Zinkievich: We talked to a lot of people about the storylines, but CBS is kind of the brain trust. They know what’s going on in the novels. They know the shows really well. It’s great to have that knowledge base to be able to go to them. They also know what’s coming out so we can stay true to that.
MTV Multiplayer: In terms of fan feedback, how much do you incorporate and how much do you have to just turn off?
Zinkievich: The community that we have is awesome. I think the Star Trek fan base is one of a kind and they are amazing to work with. They are nit-picky, but even people on the team are nit-picky saying things like oh that’s not the right color. We have guys like that on the development staff. Your community is your core audience; they are going to be the ones playing the game you can’t tune them out. You have to make your decisions, and you have to go with what you think is the right thing to do. But at the same time, their feedback is invaluable. If we didn’t have a driving community, first off, you wouldn’t have a game, but you’d never know if you were doing the right things. You have to listen to your community.
MTV Multiplayer: Has there been any involvement with people working on the movie, like J.J. Abrams?
Zinkievich: We’ve talked to [J.J. Abrams’ production company] Bad Robot a little bit. We worked with CBS to make sure anything they’ve been doing matches up with what we’re doing, but there aren’t massive tie-ins. “Star Trek Online” isn’t going to come out with everybody looking exactly like in the movie. It’s not a movie game; it’s really continuing the franchise.
MTV Multiplayer: Have you spoken to Leonard Nimoy or William Shatner lately?
Zinkievich: We actually had Leonard Nimoy with us when we announced Cryptic Studios had the game. We worked with him on that. We’re going to continue to work with him. We’ve been in contact with a number of people who have been involved with the franchise, and it’s really cool to talk to those guys.

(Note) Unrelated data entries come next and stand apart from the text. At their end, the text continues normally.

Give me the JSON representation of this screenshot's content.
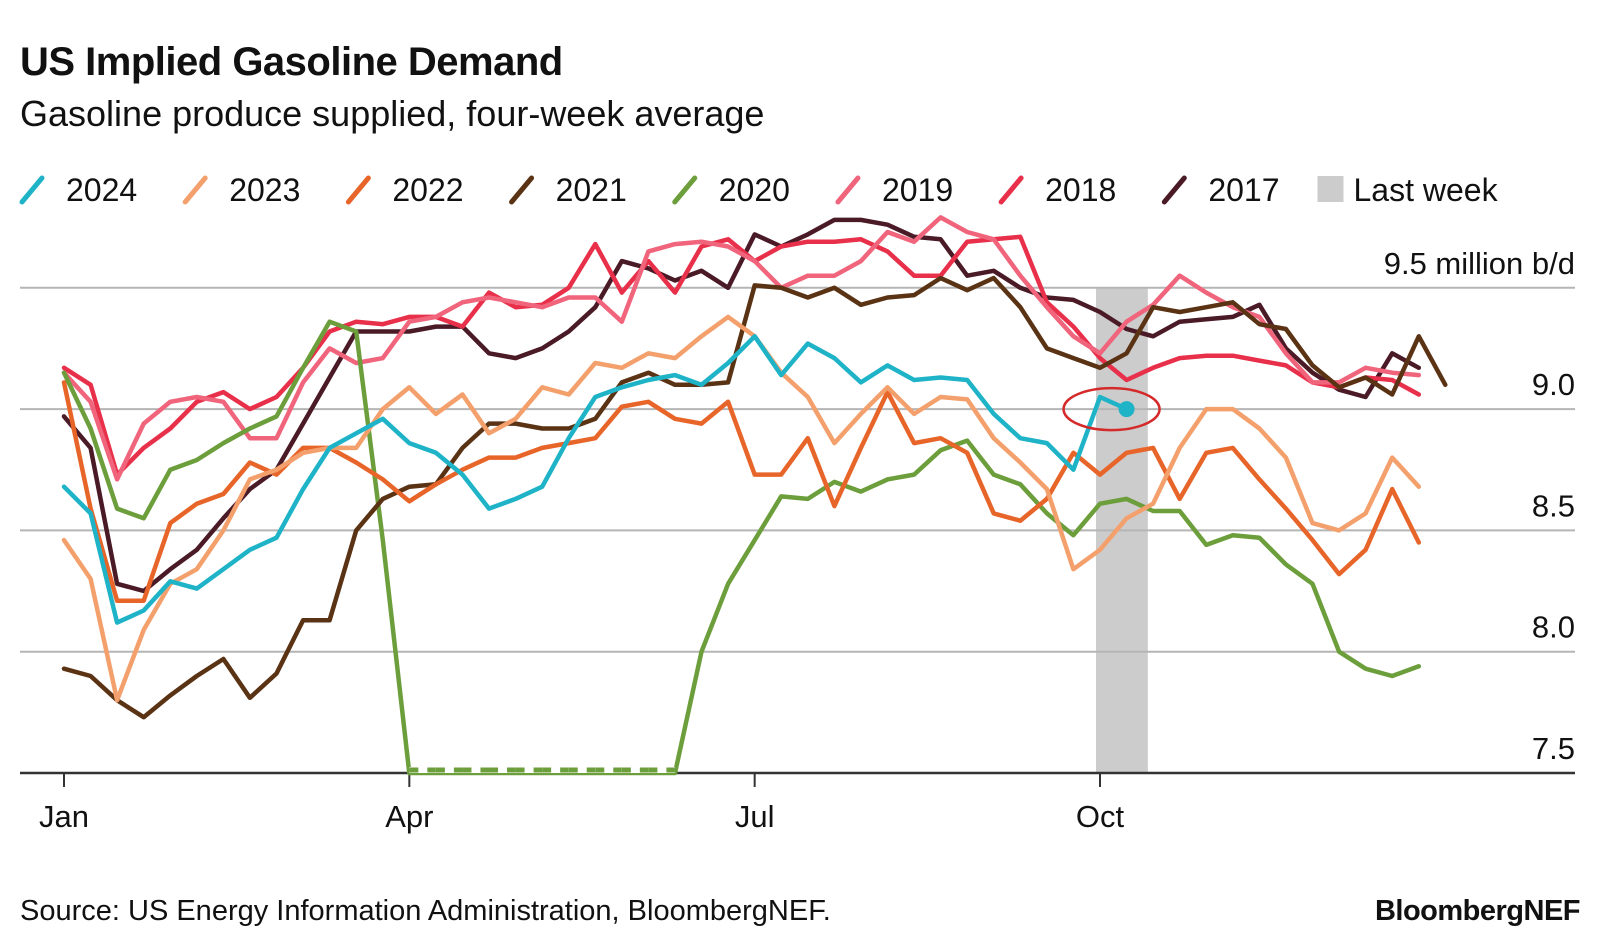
{
  "chart_data": {
    "type": "line",
    "title": "US Implied Gasoline Demand",
    "subtitle": "Gasoline produce supplied, four-week average",
    "source": "Source: US Energy Information Administration, BloombergNEF.",
    "brand": "BloombergNEF",
    "x": [
      0,
      1,
      2,
      3,
      4,
      5,
      6,
      7,
      8,
      9,
      10,
      11,
      12,
      13,
      14,
      15,
      16,
      17,
      18,
      19,
      20,
      21,
      22,
      23,
      24,
      25,
      26,
      27,
      28,
      29,
      30,
      31,
      32,
      33,
      34,
      35,
      36,
      37,
      38,
      39,
      40,
      41,
      42,
      43,
      44,
      45,
      46,
      47,
      48,
      49,
      50,
      51,
      52
    ],
    "xlim": [
      -1.5,
      57
    ],
    "xticks": [
      {
        "value": 0,
        "label": "Jan"
      },
      {
        "value": 13,
        "label": "Apr"
      },
      {
        "value": 26,
        "label": "Jul"
      },
      {
        "value": 39,
        "label": "Oct"
      }
    ],
    "ylim": [
      7.5,
      9.8
    ],
    "yticks": [
      7.5,
      {
        "value": 8,
        "label": "8.0"
      },
      8.5,
      {
        "value": 9,
        "label": "9.0"
      },
      {
        "value": 9.5,
        "label": "9.5 million b/d"
      }
    ],
    "grid": true,
    "highlight": {
      "label": "Last week",
      "x": [
        38.85,
        40.8
      ],
      "color": "#cccccc"
    },
    "series": [
      {
        "name": "2024",
        "color": "#1fb3c8",
        "values": [
          8.68,
          8.57,
          8.12,
          8.17,
          8.29,
          8.26,
          8.34,
          8.42,
          8.47,
          8.67,
          8.84,
          8.9,
          8.96,
          8.86,
          8.82,
          8.73,
          8.59,
          8.63,
          8.68,
          8.88,
          9.05,
          9.09,
          9.12,
          9.14,
          9.1,
          9.19,
          9.3,
          9.14,
          9.27,
          9.21,
          9.11,
          9.18,
          9.12,
          9.13,
          9.12,
          8.98,
          8.88,
          8.86,
          8.75,
          9.05,
          9.0,
          null,
          null,
          null,
          null,
          null,
          null,
          null,
          null,
          null,
          null,
          null,
          null
        ]
      },
      {
        "name": "2023",
        "color": "#f4a06c",
        "values": [
          8.46,
          8.3,
          7.8,
          8.09,
          8.28,
          8.34,
          8.5,
          8.71,
          8.75,
          8.82,
          8.84,
          8.84,
          9.0,
          9.09,
          8.98,
          9.06,
          8.9,
          8.96,
          9.09,
          9.06,
          9.19,
          9.17,
          9.23,
          9.21,
          9.3,
          9.38,
          9.3,
          9.15,
          9.05,
          8.86,
          8.98,
          9.09,
          8.98,
          9.05,
          9.04,
          8.88,
          8.78,
          8.67,
          8.34,
          8.42,
          8.55,
          8.61,
          8.84,
          9.0,
          9.0,
          8.92,
          8.8,
          8.53,
          8.5,
          8.57,
          8.8,
          8.68,
          null
        ]
      },
      {
        "name": "2022",
        "color": "#e8652a",
        "values": [
          9.11,
          8.59,
          8.21,
          8.21,
          8.53,
          8.61,
          8.65,
          8.78,
          8.73,
          8.84,
          8.84,
          8.78,
          8.71,
          8.62,
          8.69,
          8.75,
          8.8,
          8.8,
          8.84,
          8.86,
          8.88,
          9.01,
          9.03,
          8.96,
          8.94,
          9.03,
          8.73,
          8.73,
          8.88,
          8.6,
          8.84,
          9.07,
          8.86,
          8.88,
          8.82,
          8.57,
          8.54,
          8.63,
          8.82,
          8.73,
          8.82,
          8.84,
          8.63,
          8.82,
          8.84,
          8.71,
          8.59,
          8.46,
          8.32,
          8.42,
          8.67,
          8.45,
          null
        ]
      },
      {
        "name": "2021",
        "color": "#5a3214",
        "values": [
          7.93,
          7.9,
          7.8,
          7.73,
          7.82,
          7.9,
          7.97,
          7.81,
          7.91,
          8.13,
          8.13,
          8.5,
          8.63,
          8.68,
          8.69,
          8.84,
          8.94,
          8.94,
          8.92,
          8.92,
          8.96,
          9.11,
          9.15,
          9.1,
          9.1,
          9.11,
          9.51,
          9.5,
          9.46,
          9.5,
          9.43,
          9.46,
          9.47,
          9.54,
          9.49,
          9.54,
          9.42,
          9.25,
          9.21,
          9.17,
          9.23,
          9.42,
          9.4,
          9.42,
          9.44,
          9.35,
          9.33,
          9.18,
          9.09,
          9.13,
          9.06,
          9.3,
          9.1
        ]
      },
      {
        "name": "2020",
        "color": "#6c9e3c",
        "values": [
          9.15,
          8.92,
          8.59,
          8.55,
          8.75,
          8.79,
          8.86,
          8.92,
          8.97,
          9.17,
          9.36,
          9.32,
          8.46,
          7.5,
          7.5,
          7.5,
          7.5,
          7.5,
          7.5,
          7.5,
          7.5,
          7.5,
          7.5,
          7.5,
          8.0,
          8.28,
          8.46,
          8.64,
          8.63,
          8.7,
          8.66,
          8.71,
          8.73,
          8.83,
          8.87,
          8.73,
          8.69,
          8.57,
          8.48,
          8.61,
          8.63,
          8.58,
          8.58,
          8.44,
          8.48,
          8.47,
          8.36,
          8.28,
          8.0,
          7.93,
          7.9,
          7.94,
          null
        ]
      },
      {
        "name": "2019",
        "color": "#f0647c",
        "values": [
          9.15,
          9.03,
          8.71,
          8.94,
          9.03,
          9.05,
          9.03,
          8.88,
          8.88,
          9.11,
          9.25,
          9.19,
          9.21,
          9.36,
          9.38,
          9.44,
          9.46,
          9.44,
          9.42,
          9.46,
          9.46,
          9.36,
          9.65,
          9.68,
          9.69,
          9.67,
          9.61,
          9.5,
          9.55,
          9.55,
          9.61,
          9.73,
          9.69,
          9.79,
          9.73,
          9.7,
          9.55,
          9.42,
          9.3,
          9.23,
          9.36,
          9.43,
          9.55,
          9.48,
          9.42,
          9.38,
          9.23,
          9.11,
          9.11,
          9.17,
          9.15,
          9.14,
          null
        ]
      },
      {
        "name": "2018",
        "color": "#e8304a",
        "values": [
          9.17,
          9.1,
          8.73,
          8.84,
          8.92,
          9.03,
          9.07,
          9.0,
          9.05,
          9.17,
          9.32,
          9.36,
          9.35,
          9.38,
          9.38,
          9.34,
          9.48,
          9.42,
          9.43,
          9.5,
          9.68,
          9.48,
          9.61,
          9.48,
          9.67,
          9.7,
          9.61,
          9.67,
          9.69,
          9.69,
          9.7,
          9.65,
          9.55,
          9.55,
          9.69,
          9.7,
          9.71,
          9.44,
          9.34,
          9.21,
          9.12,
          9.17,
          9.21,
          9.22,
          9.22,
          9.2,
          9.18,
          9.11,
          9.09,
          9.13,
          9.12,
          9.06,
          null
        ]
      },
      {
        "name": "2017",
        "color": "#4a1a26",
        "values": [
          8.97,
          8.84,
          8.28,
          8.25,
          8.34,
          8.42,
          8.55,
          8.67,
          8.75,
          8.94,
          9.13,
          9.32,
          9.32,
          9.32,
          9.34,
          9.34,
          9.23,
          9.21,
          9.25,
          9.32,
          9.42,
          9.61,
          9.58,
          9.53,
          9.57,
          9.5,
          9.72,
          9.67,
          9.72,
          9.78,
          9.78,
          9.76,
          9.71,
          9.7,
          9.55,
          9.57,
          9.5,
          9.46,
          9.45,
          9.4,
          9.33,
          9.3,
          9.36,
          9.37,
          9.38,
          9.43,
          9.25,
          9.15,
          9.08,
          9.05,
          9.23,
          9.17,
          null
        ]
      }
    ]
  }
}
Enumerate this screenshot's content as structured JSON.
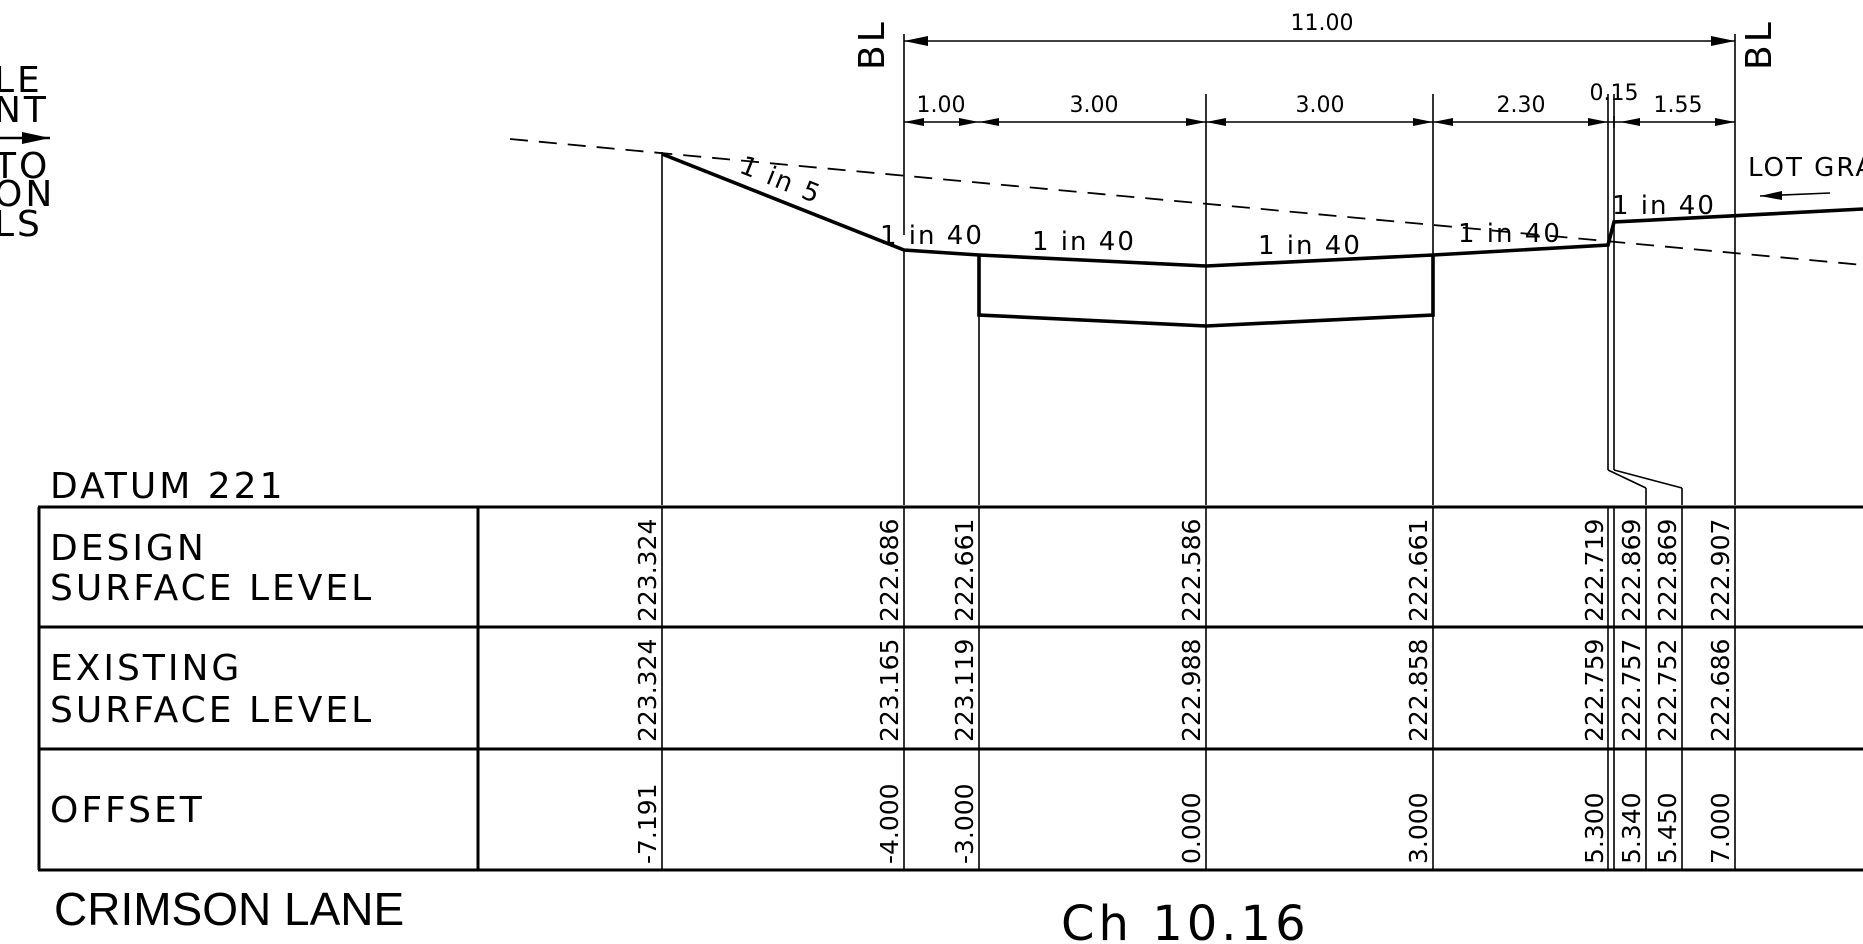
{
  "left_note": [
    "LE",
    "NT",
    "",
    "TO",
    "ON",
    "LS"
  ],
  "bl_left": "BL",
  "bl_right": "BL",
  "overall_dim": "11.00",
  "dims": [
    "1.00",
    "3.00",
    "3.00",
    "2.30",
    "0.15",
    "1.55"
  ],
  "slopes": {
    "batter": "1 in 5",
    "s1": "1 in 40",
    "s2": "1 in 40",
    "s3": "1 in 40",
    "s4": "1 in 40",
    "s5": "1 in 40"
  },
  "lot_grade": "LOT GRA",
  "datum": "DATUM 221",
  "rows": {
    "design": [
      "DESIGN",
      "SURFACE LEVEL"
    ],
    "existing": [
      "EXISTING",
      "SURFACE LEVEL"
    ],
    "offset": [
      "OFFSET"
    ]
  },
  "columns": [
    {
      "design": "223.324",
      "existing": "223.324",
      "offset": "-7.191"
    },
    {
      "design": "222.686",
      "existing": "223.165",
      "offset": "-4.000"
    },
    {
      "design": "222.661",
      "existing": "223.119",
      "offset": "-3.000"
    },
    {
      "design": "222.586",
      "existing": "222.988",
      "offset": "0.000"
    },
    {
      "design": "222.661",
      "existing": "222.858",
      "offset": "3.000"
    },
    {
      "design": "222.719",
      "existing": "222.759",
      "offset": "5.300"
    },
    {
      "design": "222.869",
      "existing": "222.757",
      "offset": "5.340"
    },
    {
      "design": "222.869",
      "existing": "222.752",
      "offset": "5.450"
    },
    {
      "design": "222.907",
      "existing": "222.686",
      "offset": "7.000"
    }
  ],
  "street_name": "CRIMSON LANE",
  "chainage": "Ch 10.16"
}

MTV Multiplayer: Are we going to see Captain Kirk resurrected in “Star Trek Online”? I only ask because he was reportedly angry that he wasn’t asked to be involved in the new movie, even though he died in “Star Trek 6.”
Zinkievich: [laughs] You probably will not. I think you’ll see events and settings, and relatives of the known characters. But we’re in the future where the majority of the known characters have passed on.